Between 1906 and 1907 some 1,200 men were fired for fighting for a union in the copper mines, many of them workers of Mexican and southern European descent. In July 1917 armed vigilantes at the service of Phelps Dodge and other copper barons rounded up more than 1,000 copper workers on strike for better wages and safe working conditions and forcibly “deported” them to New Mexico. The Bisbee town government mounted guards on all roads into town to make sure “troublemakers” couldn’t return.
Workers succeeded over time in battling and winning the union at the major copper complexes in the state. But in 1983, Phelps Dodge decided it would no longer go along with “pattern” bargaining agreements reached between the unions and bosses at Kennecott and Magma, forcing the workers out on strike.
When the bosses brought in scab labor to reopen their Morenci mine, a thousand strikers and supporters blocked the gates, shutting down production.
Arizona Gov. Bruce Babbitt, a Democrat, traveled to the area and pressured the unions to agree to a 10-day cooling off period, promising this would lead to an acceptable settlement.
The strikers found they’d been bamboozled. On the morning of Aug. 19, 1983, a miles-long convoy of armored tanks, other vehicles, armed national guard and SWAT teams made its way up the mountain road to the mine entrance, ensuring the scabs could go back to work.
In October 1984, Phelps Dodge engineered a government-monitored vote — with the strikers excluded — that decertified the union. By February 1986, the strike was officially over after the National Labor Relations Board rejected the unions’ appeal.
The mine is now owned by Freeport-McMoRan and is still run nonunion.
Over the next decades the remaining unionized mines closed, leaving Asarco as the only major unionized copper company in the state.
The striking unions have filed an unfair labor practices complaint with the National Labor Relations Board, which hasn’t said when it intends to take it up. But with the bosses planning to crank up production with strikebreakers, strike solidarity is needed more than ever.
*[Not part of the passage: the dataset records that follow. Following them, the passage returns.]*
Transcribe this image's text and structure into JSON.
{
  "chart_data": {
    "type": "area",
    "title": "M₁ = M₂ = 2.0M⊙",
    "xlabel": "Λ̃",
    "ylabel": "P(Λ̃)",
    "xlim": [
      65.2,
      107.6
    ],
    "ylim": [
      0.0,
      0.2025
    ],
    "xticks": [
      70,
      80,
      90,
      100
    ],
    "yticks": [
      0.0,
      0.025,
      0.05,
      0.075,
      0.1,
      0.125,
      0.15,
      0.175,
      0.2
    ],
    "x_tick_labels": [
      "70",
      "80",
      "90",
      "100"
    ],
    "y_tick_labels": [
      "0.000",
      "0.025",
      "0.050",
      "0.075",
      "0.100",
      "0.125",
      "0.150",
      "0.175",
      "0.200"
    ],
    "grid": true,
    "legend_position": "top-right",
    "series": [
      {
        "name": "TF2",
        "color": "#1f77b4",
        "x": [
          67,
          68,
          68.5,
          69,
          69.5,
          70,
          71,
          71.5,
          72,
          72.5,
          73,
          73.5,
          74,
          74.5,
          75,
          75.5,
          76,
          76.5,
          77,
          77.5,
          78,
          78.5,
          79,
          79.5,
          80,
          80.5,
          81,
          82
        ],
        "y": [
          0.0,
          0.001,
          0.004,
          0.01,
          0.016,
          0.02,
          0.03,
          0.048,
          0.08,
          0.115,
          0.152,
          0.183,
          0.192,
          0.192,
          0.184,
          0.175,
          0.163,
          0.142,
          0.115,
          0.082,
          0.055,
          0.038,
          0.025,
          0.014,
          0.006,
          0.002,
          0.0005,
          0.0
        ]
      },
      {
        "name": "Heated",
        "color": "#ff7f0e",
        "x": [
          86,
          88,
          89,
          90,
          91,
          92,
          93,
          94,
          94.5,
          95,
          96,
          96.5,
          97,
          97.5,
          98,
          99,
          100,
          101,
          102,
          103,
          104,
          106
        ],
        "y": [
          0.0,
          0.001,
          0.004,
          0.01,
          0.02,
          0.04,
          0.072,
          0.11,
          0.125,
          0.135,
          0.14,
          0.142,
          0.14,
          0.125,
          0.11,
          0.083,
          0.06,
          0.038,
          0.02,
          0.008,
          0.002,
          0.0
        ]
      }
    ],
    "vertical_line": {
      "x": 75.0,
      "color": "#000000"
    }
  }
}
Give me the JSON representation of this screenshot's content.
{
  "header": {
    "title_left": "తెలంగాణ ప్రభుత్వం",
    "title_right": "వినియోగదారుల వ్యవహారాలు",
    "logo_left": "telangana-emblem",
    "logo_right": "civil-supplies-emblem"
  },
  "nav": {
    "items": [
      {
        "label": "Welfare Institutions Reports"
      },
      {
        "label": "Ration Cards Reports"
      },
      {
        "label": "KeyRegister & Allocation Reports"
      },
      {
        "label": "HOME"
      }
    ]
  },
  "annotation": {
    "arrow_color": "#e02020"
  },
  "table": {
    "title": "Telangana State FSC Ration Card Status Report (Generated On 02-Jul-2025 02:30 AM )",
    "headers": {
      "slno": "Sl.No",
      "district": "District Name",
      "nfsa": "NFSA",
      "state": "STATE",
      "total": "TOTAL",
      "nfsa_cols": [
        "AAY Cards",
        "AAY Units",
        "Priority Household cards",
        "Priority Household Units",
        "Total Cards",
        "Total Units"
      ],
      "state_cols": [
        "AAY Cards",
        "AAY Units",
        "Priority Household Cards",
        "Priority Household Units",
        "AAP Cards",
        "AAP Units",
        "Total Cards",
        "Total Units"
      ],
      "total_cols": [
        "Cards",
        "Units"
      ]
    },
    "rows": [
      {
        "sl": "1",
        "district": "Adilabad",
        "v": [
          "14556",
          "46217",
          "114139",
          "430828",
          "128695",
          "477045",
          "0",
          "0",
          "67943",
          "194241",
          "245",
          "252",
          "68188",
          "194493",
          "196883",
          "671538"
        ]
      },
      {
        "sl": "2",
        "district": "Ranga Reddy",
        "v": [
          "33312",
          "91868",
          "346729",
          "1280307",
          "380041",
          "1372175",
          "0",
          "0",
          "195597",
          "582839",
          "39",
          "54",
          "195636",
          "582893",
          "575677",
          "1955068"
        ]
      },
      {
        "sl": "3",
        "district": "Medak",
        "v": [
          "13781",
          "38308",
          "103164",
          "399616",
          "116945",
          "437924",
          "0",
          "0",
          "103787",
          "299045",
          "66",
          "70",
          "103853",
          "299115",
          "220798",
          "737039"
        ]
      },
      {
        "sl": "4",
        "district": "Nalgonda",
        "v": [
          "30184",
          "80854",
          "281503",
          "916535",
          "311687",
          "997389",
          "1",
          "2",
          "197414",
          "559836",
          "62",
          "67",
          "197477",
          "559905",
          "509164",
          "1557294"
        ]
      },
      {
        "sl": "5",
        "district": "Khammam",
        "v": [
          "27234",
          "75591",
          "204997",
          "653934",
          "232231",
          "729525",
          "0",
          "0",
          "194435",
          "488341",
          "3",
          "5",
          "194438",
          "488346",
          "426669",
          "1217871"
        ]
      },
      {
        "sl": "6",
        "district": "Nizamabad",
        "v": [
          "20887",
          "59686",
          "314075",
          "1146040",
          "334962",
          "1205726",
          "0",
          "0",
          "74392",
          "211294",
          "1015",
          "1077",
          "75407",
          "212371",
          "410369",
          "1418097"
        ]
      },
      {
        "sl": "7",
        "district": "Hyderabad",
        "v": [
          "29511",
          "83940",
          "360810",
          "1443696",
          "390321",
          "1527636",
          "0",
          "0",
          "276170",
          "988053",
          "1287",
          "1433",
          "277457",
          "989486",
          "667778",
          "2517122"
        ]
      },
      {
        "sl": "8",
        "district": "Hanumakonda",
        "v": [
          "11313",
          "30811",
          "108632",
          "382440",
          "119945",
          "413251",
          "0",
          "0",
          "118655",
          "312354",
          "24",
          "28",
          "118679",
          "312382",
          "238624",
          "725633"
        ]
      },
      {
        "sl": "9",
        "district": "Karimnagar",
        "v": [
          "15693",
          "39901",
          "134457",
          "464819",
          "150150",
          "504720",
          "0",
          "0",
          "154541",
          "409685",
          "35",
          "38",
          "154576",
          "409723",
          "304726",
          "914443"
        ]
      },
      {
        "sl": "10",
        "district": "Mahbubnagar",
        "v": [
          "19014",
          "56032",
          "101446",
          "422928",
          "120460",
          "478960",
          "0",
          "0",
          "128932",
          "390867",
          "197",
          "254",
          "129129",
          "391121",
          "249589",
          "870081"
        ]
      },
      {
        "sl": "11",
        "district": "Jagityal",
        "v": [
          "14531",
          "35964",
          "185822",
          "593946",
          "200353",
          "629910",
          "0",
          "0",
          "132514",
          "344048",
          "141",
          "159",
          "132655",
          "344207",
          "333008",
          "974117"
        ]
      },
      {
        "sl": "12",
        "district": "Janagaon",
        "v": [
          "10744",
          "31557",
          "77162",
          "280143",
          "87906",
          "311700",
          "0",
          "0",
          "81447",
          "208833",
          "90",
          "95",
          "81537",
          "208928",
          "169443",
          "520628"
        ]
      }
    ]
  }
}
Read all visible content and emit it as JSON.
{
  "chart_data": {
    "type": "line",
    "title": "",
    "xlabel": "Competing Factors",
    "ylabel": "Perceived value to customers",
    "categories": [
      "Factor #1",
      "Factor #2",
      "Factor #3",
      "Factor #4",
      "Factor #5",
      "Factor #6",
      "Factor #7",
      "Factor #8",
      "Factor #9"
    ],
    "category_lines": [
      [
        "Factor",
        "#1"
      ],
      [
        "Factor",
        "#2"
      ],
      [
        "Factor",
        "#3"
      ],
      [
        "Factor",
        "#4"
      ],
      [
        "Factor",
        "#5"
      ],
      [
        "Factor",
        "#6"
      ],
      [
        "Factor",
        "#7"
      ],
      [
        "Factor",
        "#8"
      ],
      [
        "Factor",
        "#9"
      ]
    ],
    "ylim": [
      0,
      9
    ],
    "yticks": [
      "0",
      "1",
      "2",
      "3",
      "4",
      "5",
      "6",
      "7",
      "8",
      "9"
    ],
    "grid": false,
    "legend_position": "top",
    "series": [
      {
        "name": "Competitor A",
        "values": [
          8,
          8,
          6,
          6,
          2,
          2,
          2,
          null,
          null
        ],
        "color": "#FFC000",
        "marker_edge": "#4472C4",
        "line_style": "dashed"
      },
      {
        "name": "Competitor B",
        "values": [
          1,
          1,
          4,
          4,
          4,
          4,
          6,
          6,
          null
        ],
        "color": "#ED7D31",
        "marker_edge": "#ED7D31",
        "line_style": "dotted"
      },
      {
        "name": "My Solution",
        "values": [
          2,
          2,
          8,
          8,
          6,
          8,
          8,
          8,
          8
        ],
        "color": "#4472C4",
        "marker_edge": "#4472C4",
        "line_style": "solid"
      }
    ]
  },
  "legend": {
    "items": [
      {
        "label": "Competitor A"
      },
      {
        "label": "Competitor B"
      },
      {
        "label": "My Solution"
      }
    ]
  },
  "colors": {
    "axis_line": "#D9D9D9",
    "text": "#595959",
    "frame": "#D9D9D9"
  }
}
Solidarity has begun coming in from around the world. “We support your struggle for fair pay rises, fair bonuses and fair treatment after years of austerity and pay freezes,” said a resolution sent by the Mining & Energy Workers division of the CFMEU of Australia. The union represents 20,000 coal and metal-ore mining workers.
The Fensuagro agricultural workers union and the USO oil workers union in Colombia as well as indigenous and Afro-Colombian groups there sent solidarity videos in both Spanish and English to the Asarco strikers.
More is needed. Strike supporters are encouraged to come strengthen the picket lines, which are up 24/7. Urge your union to send a generous contribution to the strike fund and food pantry, to the Pima Area Labor Federation Community Services via paypal.me/palfcommunityservice.